Before the facility shuttered seven years ago, it was a juvenile justice center for girls ages 11 to 17. Now, it will be used to house 25 16- and 17-year-old girls who commit misdemeanor and felony crimes. A 12-foot-tall fence topped with razor wire surrounds the center, which will have nearly 100 employees. 

Karen Hill, president and CEO of the Harriet Tubman Home in Auburn, said her organization wasn't consulted on the naming of the facility. However, she urged the state and other entities that use Tubman's name to consider the abolitionist's core values: faith, freedom, family, community, self-determination, justice and equality. 

"I would hope those values would be embodied in whomever, in the public space, would want to use her name," Hill said. 

Copes Johnson is encouraged about the reuse of the facility after it was closed for seven years. The town of Sennett considered using it for a community center and park. Victory Sports Medicine in Skaneateles proposed acquiring the property and transforming it into an athletic complex. 

Neither of those plans came to fruition.

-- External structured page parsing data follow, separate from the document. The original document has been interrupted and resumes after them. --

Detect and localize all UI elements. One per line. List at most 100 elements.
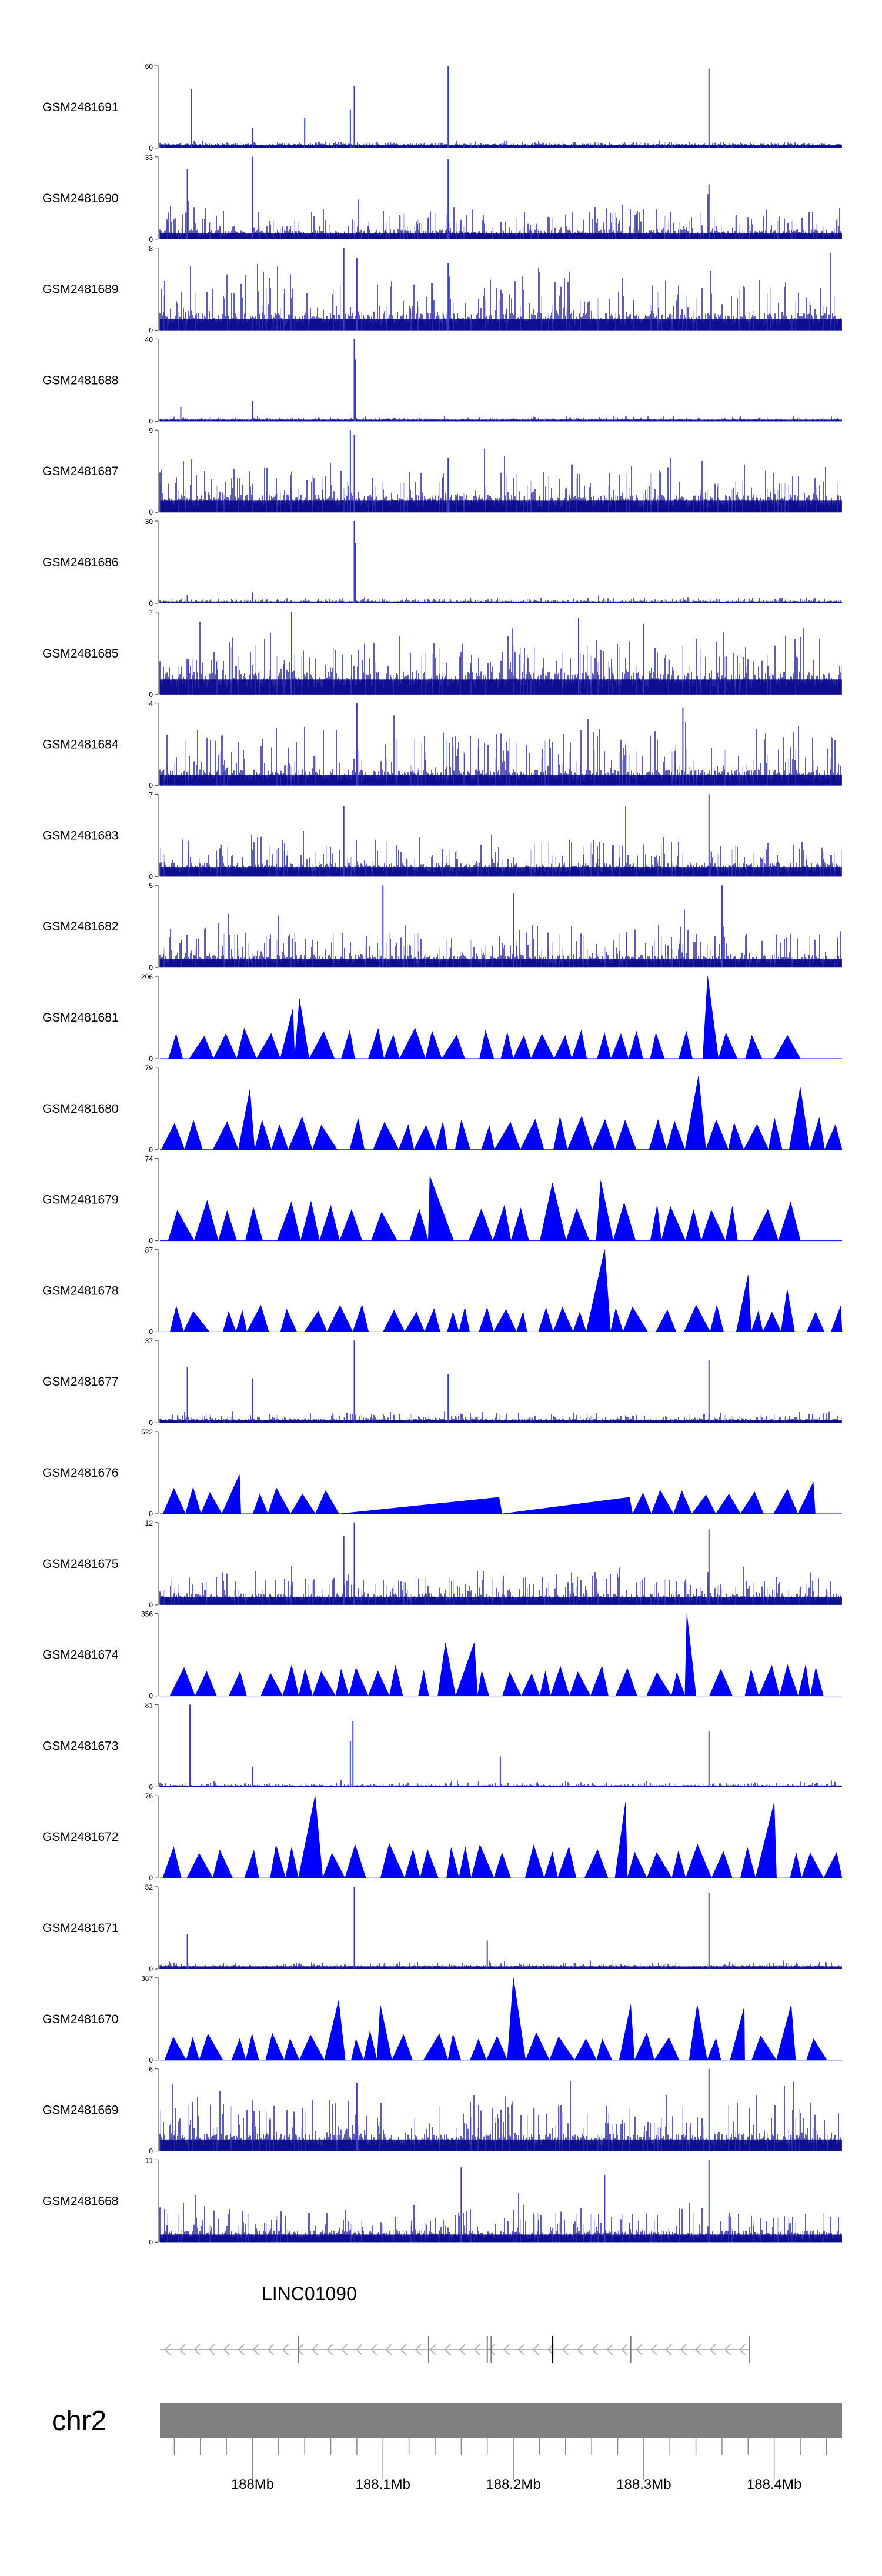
y-tick-label-min: 0 <box>149 1237 153 1245</box>
strand-arrow-icon <box>473 2344 480 2355</box>
signal-bars-light <box>163 285 835 331</box>
track-label: GSM2481690 <box>42 192 119 205</box>
strand-arrow-icon <box>356 2344 363 2355</box>
strand-arrow-icon <box>385 2344 392 2355</box>
y-tick-label-max: 79 <box>145 1064 153 1072</box>
signal-bars-light <box>163 932 838 968</box>
signal-bars <box>159 253 841 331</box>
track-label: GSM2481672 <box>42 1830 119 1844</box>
strand-arrow-icon <box>694 2344 701 2355</box>
strand-arrow-icon <box>709 2344 716 2355</box>
signal-bars <box>159 806 841 877</box>
signal-baseline <box>160 867 842 877</box>
strand-arrow-icon <box>724 2344 731 2355</box>
signal-triangles <box>168 976 801 1059</box>
y-tick-label-max: 8 <box>149 245 153 253</box>
track-label: GSM2481687 <box>42 465 119 478</box>
y-tick-label-max: 12 <box>145 1519 153 1527</box>
strand-arrow-icon <box>238 2344 245 2355</box>
strand-arrow-icon <box>739 2344 746 2355</box>
signal-bars <box>159 909 841 968</box>
y-tick-label-max: 30 <box>145 518 153 526</box>
signal-baseline <box>160 601 842 603</box>
y-tick-label-max: 37 <box>145 1337 153 1345</box>
signal-baseline <box>160 232 842 239</box>
signal-bars-light <box>160 2105 828 2151</box>
y-tick-label-max: 87 <box>145 1246 153 1254</box>
strand-arrow-icon <box>680 2344 687 2355</box>
y-tick-label-max: 4 <box>149 700 153 708</box>
strand-arrow-icon <box>533 2344 540 2355</box>
signal-bars-light <box>163 416 835 422</box>
signal-baseline <box>160 1420 842 1423</box>
y-tick-label-min: 0 <box>149 963 153 972</box>
signal-bars <box>159 715 841 786</box>
signal-triangles <box>162 1796 843 1878</box>
track-gsm2481689: GSM2481689 8 0 <box>42 245 842 335</box>
strand-arrow-icon <box>444 2344 451 2355</box>
gene-name-label: LINC01090 <box>262 2283 357 2304</box>
track-label: GSM2481674 <box>42 1649 119 1662</box>
strand-arrow-icon <box>636 2344 643 2355</box>
track-label: GSM2481668 <box>42 2194 119 2208</box>
strand-arrow-icon <box>370 2344 377 2355</box>
y-tick-label-min: 0 <box>149 1874 153 1882</box>
track-label: GSM2481682 <box>42 920 119 933</box>
track-gsm2481687: GSM2481687 9 0 <box>42 426 842 516</box>
track-gsm2481681: GSM2481681 206 0 <box>42 973 842 1063</box>
y-tick-label-min: 0 <box>149 1327 153 1336</box>
strand-arrow-icon <box>326 2344 333 2355</box>
track-gsm2481677: GSM2481677 37 0 <box>42 1337 842 1427</box>
y-tick-label-min: 0 <box>149 872 153 880</box>
genome-axis: chr2 188Mb 188.1Mb 188.2Mb 188.3Mb 188.4Mb <box>52 2403 842 2492</box>
y-tick-label-min: 0 <box>149 2238 153 2246</box>
track-gsm2481668: GSM2481668 11 0 <box>42 2156 842 2246</box>
signal-bars-light <box>167 598 810 603</box>
signal-bars <box>159 194 841 239</box>
track-gsm2481671: GSM2481671 52 0 <box>42 1883 842 1973</box>
y-tick-label-min: 0 <box>149 1692 153 1700</box>
y-tick-label-max: 11 <box>146 2156 153 2164</box>
signal-bars-light <box>160 473 838 513</box>
y-tick-label-min: 0 <box>149 417 153 425</box>
signal-triangles <box>169 1613 824 1696</box>
signal-triangles <box>161 1075 843 1150</box>
signal-bars-light <box>178 645 842 695</box>
strand-arrow-icon <box>650 2344 657 2355</box>
strand-arrow-icon <box>341 2344 348 2355</box>
y-tick-label-max: 52 <box>145 1883 153 1891</box>
y-tick-label-min: 0 <box>149 508 153 516</box>
signal-baseline <box>160 1786 842 1787</box>
y-tick-label-min: 0 <box>149 1783 153 1791</box>
signal-baseline <box>160 775 842 786</box>
strand-arrow-icon <box>179 2344 186 2355</box>
track-gsm2481675: GSM2481675 12 0 <box>42 1519 842 1609</box>
track-label: GSM2481669 <box>42 2104 119 2117</box>
y-tick-label-min: 0 <box>149 1510 153 1518</box>
x-tick-label: 188.4Mb <box>747 2477 801 2492</box>
strand-arrow-icon <box>252 2344 259 2355</box>
y-tick-label-min: 0 <box>149 1055 153 1063</box>
y-tick-label-max: 74 <box>145 1155 153 1163</box>
signal-baseline <box>160 419 842 422</box>
signal-baseline <box>160 1966 842 1969</box>
track-gsm2481690: GSM2481690 33 0 <box>42 154 842 243</box>
strand-arrow-icon <box>223 2344 230 2355</box>
signal-bars-light <box>167 1963 828 1969</box>
signal-baseline <box>160 319 842 331</box>
track-gsm2481680: GSM2481680 79 0 <box>42 1064 843 1154</box>
strand-arrow-icon <box>164 2344 171 2355</box>
strand-arrow-icon <box>592 2344 599 2355</box>
track-label: GSM2481688 <box>42 373 119 387</box>
track-gsm2481678: GSM2481678 87 0 <box>42 1246 843 1336</box>
signal-triangles <box>170 1249 843 1332</box>
y-tick-label-max: 387 <box>141 1974 153 1983</box>
track-label: GSM2481671 <box>42 1921 119 1935</box>
y-tick-label-min: 0 <box>149 1601 153 1609</box>
track-label: GSM2481686 <box>42 556 119 569</box>
y-tick-label-min: 0 <box>149 782 153 790</box>
y-tick-label-max: 9 <box>149 426 153 435</box>
strand-arrow-icon <box>282 2344 289 2355</box>
signal-baseline <box>160 145 842 148</box>
track-label: GSM2481673 <box>42 1739 119 1753</box>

And then last year, the state announced it would reopen the Sennett facility once the Raise the Age law took effect. 

Copes Johnson said she supports Raise the Age, which aims to rehabilitate young offenders and remove them from adult facilities. 

"I'm for them putting the young people at (the Harriet Tubman Residential Center) and not put them in jail or prison with the hardened criminals," she continued. "I think it's a very nice gesture."